The characteristics of the sample can be found in table 1. Using the modified MDS Task Force definition, 33 patients with PD (28.5% [95% confidence interval 20.7%–37.7%]) were classified as having MCI. The comparisons between groups showed that patients with PD-MCI were significantly older than controls (table 1). MoCA scores differed between controls and patients with PD-MCI according to both classifications and between PD-CN and PD-MCI based on the PD-MCI-MDS classification. Only 18 patients (15.5% [95% confidence interval 9.7%–23.7%]) were classified with MCI based on the PD-MCI-Domain approach. Both classification methods coincided in the classification of 16 patients (88.9%) with MCI. Following the PD-MCI-MDS criteria, memory and executive impairment were the most common deficits in patients with PD-MCI (33.3% each), followed by visuospatial (27.3%) and attention (21.2%) impairment. There were no significant language deficits. Further results can be found in appendix e-1 on the Neurology® Web site at Neurology.org.
Table 1.
Cortical thickness in PD with and without MCI.

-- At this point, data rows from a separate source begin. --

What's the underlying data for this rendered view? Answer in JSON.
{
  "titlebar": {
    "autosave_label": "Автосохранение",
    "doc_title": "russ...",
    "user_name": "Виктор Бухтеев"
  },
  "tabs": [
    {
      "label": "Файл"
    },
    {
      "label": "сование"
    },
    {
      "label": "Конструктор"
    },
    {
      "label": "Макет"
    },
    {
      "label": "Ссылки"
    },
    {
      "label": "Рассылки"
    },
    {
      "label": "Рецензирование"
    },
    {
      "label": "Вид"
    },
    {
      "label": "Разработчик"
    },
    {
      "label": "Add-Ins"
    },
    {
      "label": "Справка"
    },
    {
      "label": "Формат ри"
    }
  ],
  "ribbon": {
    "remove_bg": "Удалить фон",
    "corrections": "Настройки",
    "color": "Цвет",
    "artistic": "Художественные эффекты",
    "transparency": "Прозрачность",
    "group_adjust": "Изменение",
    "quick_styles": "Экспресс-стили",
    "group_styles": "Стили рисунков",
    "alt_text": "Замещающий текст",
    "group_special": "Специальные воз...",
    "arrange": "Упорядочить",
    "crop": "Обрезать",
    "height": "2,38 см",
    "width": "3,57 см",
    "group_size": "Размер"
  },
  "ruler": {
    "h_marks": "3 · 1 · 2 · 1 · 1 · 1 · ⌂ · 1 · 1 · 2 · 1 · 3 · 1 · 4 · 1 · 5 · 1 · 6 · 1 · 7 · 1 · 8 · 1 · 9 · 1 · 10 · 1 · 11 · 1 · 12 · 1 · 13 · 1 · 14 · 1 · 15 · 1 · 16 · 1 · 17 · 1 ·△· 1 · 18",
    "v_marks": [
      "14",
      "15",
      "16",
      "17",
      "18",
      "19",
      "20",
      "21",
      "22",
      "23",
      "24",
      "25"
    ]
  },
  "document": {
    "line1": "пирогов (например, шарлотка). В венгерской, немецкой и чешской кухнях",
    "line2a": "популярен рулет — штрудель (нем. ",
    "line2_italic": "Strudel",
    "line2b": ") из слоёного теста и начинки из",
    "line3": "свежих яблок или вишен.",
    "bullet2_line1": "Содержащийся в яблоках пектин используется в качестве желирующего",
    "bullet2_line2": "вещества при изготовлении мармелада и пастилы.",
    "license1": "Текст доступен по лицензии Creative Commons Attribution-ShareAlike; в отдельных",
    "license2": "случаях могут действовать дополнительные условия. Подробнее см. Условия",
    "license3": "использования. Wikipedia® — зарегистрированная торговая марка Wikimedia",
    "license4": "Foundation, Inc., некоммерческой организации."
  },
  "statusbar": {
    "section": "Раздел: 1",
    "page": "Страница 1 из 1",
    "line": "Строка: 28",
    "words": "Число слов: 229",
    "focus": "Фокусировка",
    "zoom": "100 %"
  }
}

Based on the PD-MCI-MDS classification, cortical thinning in the right inferior temporal gyrus was found in PD-CN patients compared with controls, while the left hemisphere did not show significant thinning, suggesting an asymmetric pattern of atrophy (figure 1, table 2). To further explore this asymmetry, we performed a secondary correlation analysis between cortical thickness in the region that showed significant group differences and neuropsychological performance in the PD-CN group. The results of this analysis showed a significant correlation between that region’s thickness values and verbal learning scores (r = 0.25, p < 0.019).
Table 2.
In patients with PD-MCI, atrophy was present in the right inferior temporal region as seen in the PD-CN group, but, in addition, regional thinning was more prominent in the left than the right side, compared with controls. Moreover, in patients with PD-MCI, changes were also observed in the left superior parietal cortex, precuneus, lateral occipital, temporal, anterior cingulate, and superior frontal gyri compared with controls (figure 1, table 2). The comparison between PD-CN and PD-MCI patient groups showed regional thinning in the left precuneus in patients with PD-MCI (figure 1, table 2).
When MCI was defined according to the PD-MCI-Domains strategy, similar findings emerged in the group comparisons. However, according to this classification approach, no significant cortical thinning was identified in PD-CN patients compared with controls. In patients with PD-MCI, there was a bilateral pattern of thinning involving temporal, superior parietal, and precentral areas, as well as the precuneus and occipital area in the right medial surface, compared with controls. The comparison between the PD patient groups showed more widespread changes involving temporal, precentral, and superior parietal regions in PD-MCI (figure 1, table e-1).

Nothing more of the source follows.